“Dare il massimo e non mollare mai. Oggi che sono allenatore, vorrei che tutti quanti fossero così com’ero io. Vorrei che tutti i miei ragazzi mettessero il mio stesso impegno e avessero il mio stesso temperamento. Ero esigente da calciatore e lo sono ancora di più, oggi, da allenatore”.
Se avessi scritto qualche anno fa’, probabilmente avrei esordito con: “parole e musica del capitano…”.
Ovvio lui rimane IL CAPITANO quello che tutta la Siracusa calcistica (ma non solo!) ha amato e ama. Quello che entrava per primo in campo ed usciva per ultimo. Quello che non si è mai risparmiato. Quello che correva e lottava più di tutti. Quello che ha sempre onorato la maglia. Sì dice così, no?
Uno di quei capitani, che sentiva il peso della fascia e la indossava con orgoglio. Un esempio per tutti.
Col capitano ho sempre avuto un bel rapporto, fondato sul rispetto, reciproco, della persona e, quindi, dei ruoli. Oggi, con Giovanni, a distanza di molti anni, quel rapporto è mutato, perchè non esistono più quei ruoli, ma è comunque splendido.

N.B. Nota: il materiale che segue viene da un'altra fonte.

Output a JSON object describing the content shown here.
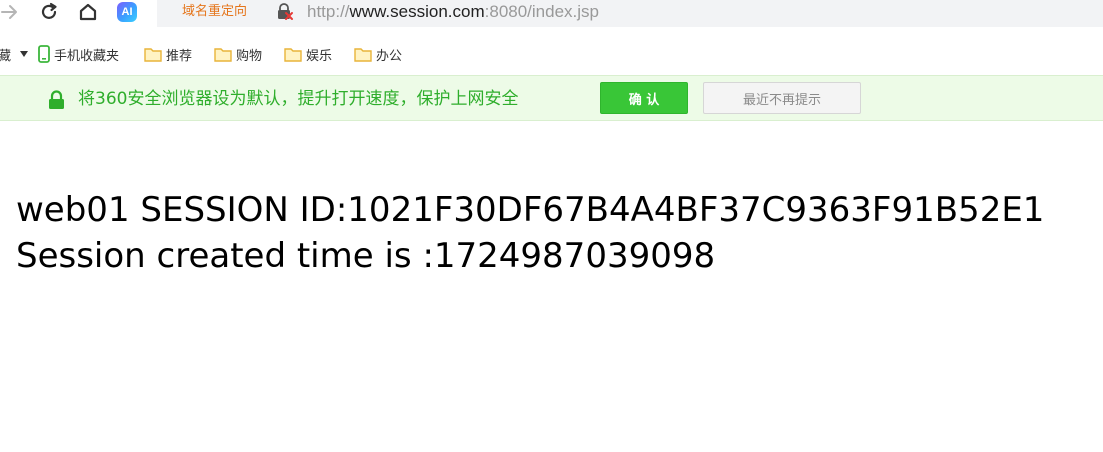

Lui sa già della stima che ho sempre avuto nei suoi confronti, sia per il suo essere atleta; sia per il suo essere uomo. Se vogliamo, una rarità, nel calcio moderno.
Sì Vero, ma tutto questo per cosa? Semplice.
“Perchè non bisogna mai, e sottolineo mai, accontentarsi. Non bisogna accontentarsi in tutto ciò che si fa’ e in tutto ciò che si vuole…”.
Ovvio è fondamentale contestualizzare: la condizione, la circostanza, gli interlocutori e l’ambiente sono da individuare sempre. Il denominatore rimane, comunque, lo stesso: determinazione al raggiungimento dell’obiettivo. Qualsiasi esso sia.
Non accontentarsi, perchè altrimenti si rischia di raggiungere un compromesso con se stessi che non sarà destinato a durare nel lungo termine.
Attenzione, il mio “non accontentarsi” è inteso in relazione alle proprie possibilità, alle proprie capacità, etc…
Essere esigenti con se stessi aiuterà, parlo per esperienza personale, ad uscire dalla zona confort; così come aiuterà a selezionare le persone di cui circondarsi. Aiuterà a raggiungere una sensazione di BenEssere psicofisico.
Chi mi conosce, almeno un po’, sa che il calcio è la mia metafora di vita.
Chi mi conosce sa, anche, che adoro fare gioco di squadra. Ed è proprio in quel gioco di squadra che pretendo il meglio da me stessa. Caratteristiche precise e predominanza su alcuni aspetti, ma…anche tanta adattabilità.
Voglio vincere sempre. Ma so, anche, cosa significa perdere (cadere). Il pareggio? Non mi accontento ma, in alcune circostanze, serve.
Non ho mai giocato a calcio se non per quel far squadra, da bambina, in cortile con gli amici di sempre.
E tu, ti ricordi quando si stava ore in cortile con gli amici? Gli anni più leggeri e più energici.
E se anche Tu, ricordi quei tempi li, quei pomeriggi a giocare con gli amici, torna (o continua) ad indossare la grinta di allora per pretendere il meglio da te. Per essere la migliore versione di te stesso/a. Sempre.
Grazie Capitano, ti auguro mille e più successi per la tua carriera. E domenica, sii super esigente con la tua squadra.
Ah, probabilmente questa è la più bella intervista che mi hai rilasciato!